AAPM, along with the other members of the Alliance for Quality Imaging and Radiation Therapy will continue to advocate for legislation to establish minimum standards for personnel involved with clinical imaging and radiation therapy procedures.
In summary, AAPM believes that patient safety in the use of medical radiation will be increased through: national recognition of required radiation team member qualifications; improved and consistent accreditation processes to ensure qualified people in appropriate staffing numbers perform medical radiation procedures following national consensus best, safe practices; a consistent and accessible national event reporting/recording system; and enhancement of the FDA 510k process with objective technical support.

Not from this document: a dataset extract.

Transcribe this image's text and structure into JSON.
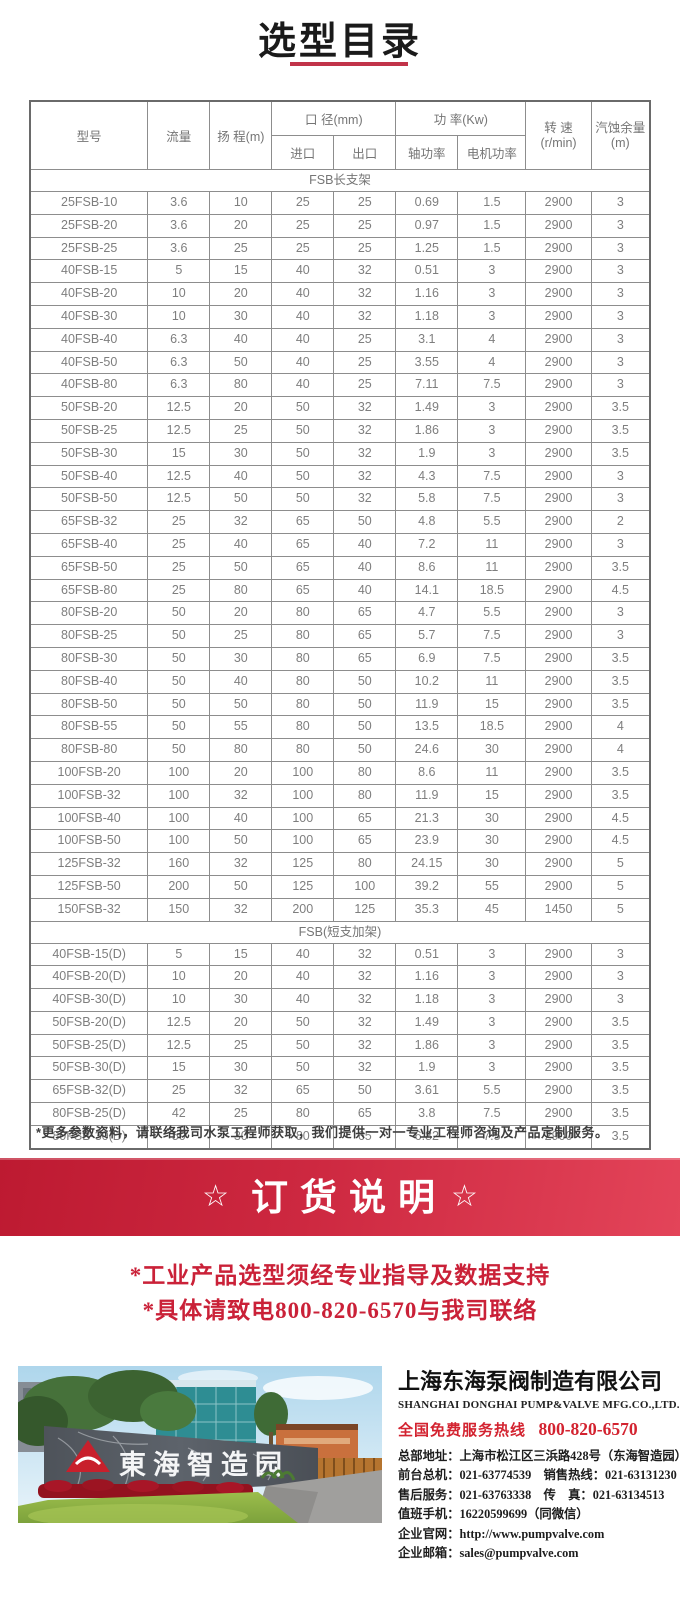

The AAPM is the premier organization in medical physics, a broadly based scientific and professional discipline encompassing physics principles and applications in biology and medicine whose mission is to advance the science, education and professional practice of medical physics. Medical physicists contribute to the effectiveness of radiological imaging procedures by assuring radiation safety and helping to develop improved imaging techniques (e.g., mammography CT, MR, ultrasound). They contribute to development of therapeutic techniques (e.g., prostate implants, stereotactic radiosurgery), collaborate with radiation oncologists to design treatment plans, and monitor equipment and procedures to insure that cancer patients receive the prescribed dose of radiation to the correct location. Medical physicists are responsible for ensuring that imaging and treatment facilities meet the rules and regulations of the U.S. Nuclear Regulatory Commission (NRC) and various State regulatory agencies. AAPM represents over 7,500 medical physicists. Please visit the Association Web site for additional information.
To the Editor, 3.3.2011
The article “X-rays and Unshielded Infants” leaves readers with the view that the medical community is not diligent about minimizing patient radiation exposure. In general and in many ways, the community has done a lot to protect patients, yet there is more to do. The members of the American Association of Physicists in Medicine (AAPM) are dedicated to ensuring the accuracy, safety and quality of the equipment used to deliver medical radiation. We believe that patient safety in the use of medical radiation can be increased through continuing collaborative efforts toward: national recognition of required radiation team member qualifications; improved and consistent accreditation processes to ensure qualified people in appropriate staffing numbers perform medical radiation procedures following national consensus best, safe practices; a consistent and accessible national event reporting system; and enhancement of the FDA 510(k) process with objective technical support. AAPM fully supports legislation like the Consistency, Accuracy, Responsibility and Excellence in Medical Imaging and Radiation Therapy (“CARE” bill) and urges Congress to move forward with introduction and passage of this legislation.